The person said it would take “one to two months” before $61 billion (€57 billion) of US military aid reached frontline troops and allowed them to counter Russian attacks. Some weapons such as 155mm artillery ammunition would arrive sooner, officials suggested.

According to the Institute for the Study of War (ISW), the Kremlin is seeking to exploit a window of opportunity before US assistance is delivered. Moscow has been bringing in reinforcements and has a threefold advantage in some sectors. Its recent tactical gains suggest an ambitious plan to encircle the Ukrainian garrison cities of Sloviansk and Kramatorsk in a summer offensive. Whether it will succeed is unclear. Russia was unlikely to overwhelm Ukrainian defences, the ISW said last week.

“The arrival of US aid at the front in the coming weeks will allow the Ukrainian forces to address their current material constraints and blunt ongoing Russian offensive operations. Russian forces appear to be intensifying efforts to destabilise Ukrainian defences and gain ground,” it said.

Local residents sit at the entrance of an apartment building destroyed by shelling in the village of Ocheretyne. Photograph: Anatolii Stepanov/AFP via Getty Images
Local residents sit at the entrance of an apartment building destroyed by shelling in the village of Ocheretyne. Photograph: Anatolii Stepanov/AFP via Getty Images

Security officials believe Vladimir Putin’s original war aims are unchanged, more than two years after his full-scale invasion. They include seizing the cities of Kyiv, Kharkiv and Odessa and occupying Ukraine’s southern Black Sea coast. They assess that Russia will not be able to storm Kharkiv, a city of more than 1 million people close to the Russian border, but will continue to bomb and to threaten it.

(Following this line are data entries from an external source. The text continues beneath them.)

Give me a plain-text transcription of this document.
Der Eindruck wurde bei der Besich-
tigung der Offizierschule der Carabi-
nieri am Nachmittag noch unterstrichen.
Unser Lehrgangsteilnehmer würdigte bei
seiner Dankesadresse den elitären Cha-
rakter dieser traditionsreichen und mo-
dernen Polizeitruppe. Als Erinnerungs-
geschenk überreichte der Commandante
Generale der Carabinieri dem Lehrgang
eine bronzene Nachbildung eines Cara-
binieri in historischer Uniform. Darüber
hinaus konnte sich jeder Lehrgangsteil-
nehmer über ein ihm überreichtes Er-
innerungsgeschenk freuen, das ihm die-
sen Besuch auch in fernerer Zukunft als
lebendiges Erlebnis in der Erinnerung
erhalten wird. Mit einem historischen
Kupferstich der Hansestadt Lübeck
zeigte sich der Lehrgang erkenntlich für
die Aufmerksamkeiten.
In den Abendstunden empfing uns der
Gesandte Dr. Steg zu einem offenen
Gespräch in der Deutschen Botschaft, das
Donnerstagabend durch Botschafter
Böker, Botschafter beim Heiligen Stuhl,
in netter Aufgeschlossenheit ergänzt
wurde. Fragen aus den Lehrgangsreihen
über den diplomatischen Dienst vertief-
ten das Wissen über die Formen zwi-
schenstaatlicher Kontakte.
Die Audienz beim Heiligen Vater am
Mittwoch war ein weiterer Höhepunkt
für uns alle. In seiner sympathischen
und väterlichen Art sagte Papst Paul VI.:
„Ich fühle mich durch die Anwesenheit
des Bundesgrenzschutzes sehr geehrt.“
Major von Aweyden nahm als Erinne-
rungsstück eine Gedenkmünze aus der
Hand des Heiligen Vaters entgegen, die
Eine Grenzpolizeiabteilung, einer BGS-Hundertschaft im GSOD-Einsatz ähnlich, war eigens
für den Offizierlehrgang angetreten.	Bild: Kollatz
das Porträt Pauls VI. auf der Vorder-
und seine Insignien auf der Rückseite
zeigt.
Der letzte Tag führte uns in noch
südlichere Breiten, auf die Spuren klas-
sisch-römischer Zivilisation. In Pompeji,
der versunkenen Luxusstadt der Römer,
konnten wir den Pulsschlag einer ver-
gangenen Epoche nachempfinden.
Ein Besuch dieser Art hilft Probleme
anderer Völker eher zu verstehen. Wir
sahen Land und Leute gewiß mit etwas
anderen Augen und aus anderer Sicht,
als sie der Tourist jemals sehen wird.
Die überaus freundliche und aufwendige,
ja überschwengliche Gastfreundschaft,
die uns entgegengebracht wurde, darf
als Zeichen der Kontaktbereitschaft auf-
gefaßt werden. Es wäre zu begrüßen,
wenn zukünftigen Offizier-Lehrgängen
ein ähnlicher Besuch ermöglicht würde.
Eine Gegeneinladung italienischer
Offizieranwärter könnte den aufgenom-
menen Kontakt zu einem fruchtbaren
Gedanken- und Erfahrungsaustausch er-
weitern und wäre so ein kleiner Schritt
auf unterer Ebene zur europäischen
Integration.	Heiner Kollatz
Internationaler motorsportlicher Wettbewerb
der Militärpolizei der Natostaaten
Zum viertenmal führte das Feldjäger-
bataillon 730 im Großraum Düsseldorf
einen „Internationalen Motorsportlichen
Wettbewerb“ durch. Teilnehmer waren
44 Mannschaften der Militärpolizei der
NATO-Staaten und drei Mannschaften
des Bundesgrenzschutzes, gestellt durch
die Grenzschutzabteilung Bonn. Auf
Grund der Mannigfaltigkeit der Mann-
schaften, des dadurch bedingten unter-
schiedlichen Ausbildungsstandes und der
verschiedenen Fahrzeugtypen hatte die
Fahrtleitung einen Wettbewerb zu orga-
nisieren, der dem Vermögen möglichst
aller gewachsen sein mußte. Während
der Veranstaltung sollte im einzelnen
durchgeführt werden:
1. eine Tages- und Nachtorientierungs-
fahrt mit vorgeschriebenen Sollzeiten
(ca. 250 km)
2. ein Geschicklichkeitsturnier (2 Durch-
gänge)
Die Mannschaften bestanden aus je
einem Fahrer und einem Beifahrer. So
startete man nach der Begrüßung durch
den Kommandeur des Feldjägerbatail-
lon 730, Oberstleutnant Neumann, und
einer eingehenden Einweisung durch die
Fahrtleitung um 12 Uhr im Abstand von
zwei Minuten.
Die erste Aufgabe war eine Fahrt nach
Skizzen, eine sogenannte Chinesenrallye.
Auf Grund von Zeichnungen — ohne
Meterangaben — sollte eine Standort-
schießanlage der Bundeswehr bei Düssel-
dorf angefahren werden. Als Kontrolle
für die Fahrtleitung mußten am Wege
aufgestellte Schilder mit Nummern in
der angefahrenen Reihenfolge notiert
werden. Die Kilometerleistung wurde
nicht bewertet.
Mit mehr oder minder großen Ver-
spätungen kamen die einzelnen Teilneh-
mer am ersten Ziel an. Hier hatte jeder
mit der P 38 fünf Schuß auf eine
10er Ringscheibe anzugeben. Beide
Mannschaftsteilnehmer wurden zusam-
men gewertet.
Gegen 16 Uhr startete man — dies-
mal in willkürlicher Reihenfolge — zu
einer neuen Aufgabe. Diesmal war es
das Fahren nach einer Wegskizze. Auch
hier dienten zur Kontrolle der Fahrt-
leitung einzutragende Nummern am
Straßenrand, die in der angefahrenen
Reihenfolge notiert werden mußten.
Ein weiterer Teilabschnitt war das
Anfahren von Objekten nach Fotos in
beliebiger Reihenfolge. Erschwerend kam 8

The officials suggest the next few months will be critical. Ukrainian service personnel complain that they are completely outgunned. Russia is able to fire at least six shells for every salvo sent by Ukraine in return. Stocks of Soviet-era anti-aircraft missiles ran out long ago, with Russian warplanes able to operate freely close to the front line. Ukraine has fewer tanks and armoured vehicles.

In recent months Moscow has repeatedly targeted Ukrainian infrastructure. A missile attack on Saturday hammered power facilities in central and western Ukraine. DTEK, the country’s largest private electricity company, said four of its six thermal power plants were damaged. Rescuers put out fires at energy facilities in the western regions of Lviv and Ivano-Frankivsk, the company said.

Early on Sunday, Russian drones hit a hotel in the southern port city of Mykolaiv, said Vitaliy Kim, the region’s governor. A heat-generating plant was also damaged, he added.

Russia claimed it was targeting “English-speaking mercenaries”. It used the same formula to describe ballistic missile strikes earlier this year on hotels in Kharkiv, where several foreign journalists and local staff were injured.

Russia said it shot down 17 enemy drones above its territory. There were unconfirmed reports that the Ukrainian military had struck a Russian air defence unit at Cape Tarkhankut, on the western coast of occupied Crimea. Long-range ATACMS missiles supplied this month by the US were used, Telegram channels said.

Explosions were reported in the northern Crimean town of Dzhankoye, after a previous attack there on an airfield and Russian missile launcher system.

Ukraine’s armed forces frequently carry out strikes on Crimea and have used sea drones to drive out Russian’s Black Sea fleet from the port of Sevastopol. Intelligence officials indicate they intend to blow up the road and rail bridge connecting the occupied peninsula with Russia.

On Sunday, Lithuania’s former foreign minister, Linas Linkevičius, joked that the bridge would soon vanish, posting on X: “If someone hasn’t had time to take a photo on the Kerch Bridge, there is still time,” with photos of a rocket and Putin scratching his head.

Moscow was furious. Dmitry Polyansky, Russia’s representative to the UN, called Linkevičius an “obedient Baltic slave of the USA”. The Russian diplomat said the former minister – now Lithuania’s ambassador to Sweden – would regret his words on “judgment day”.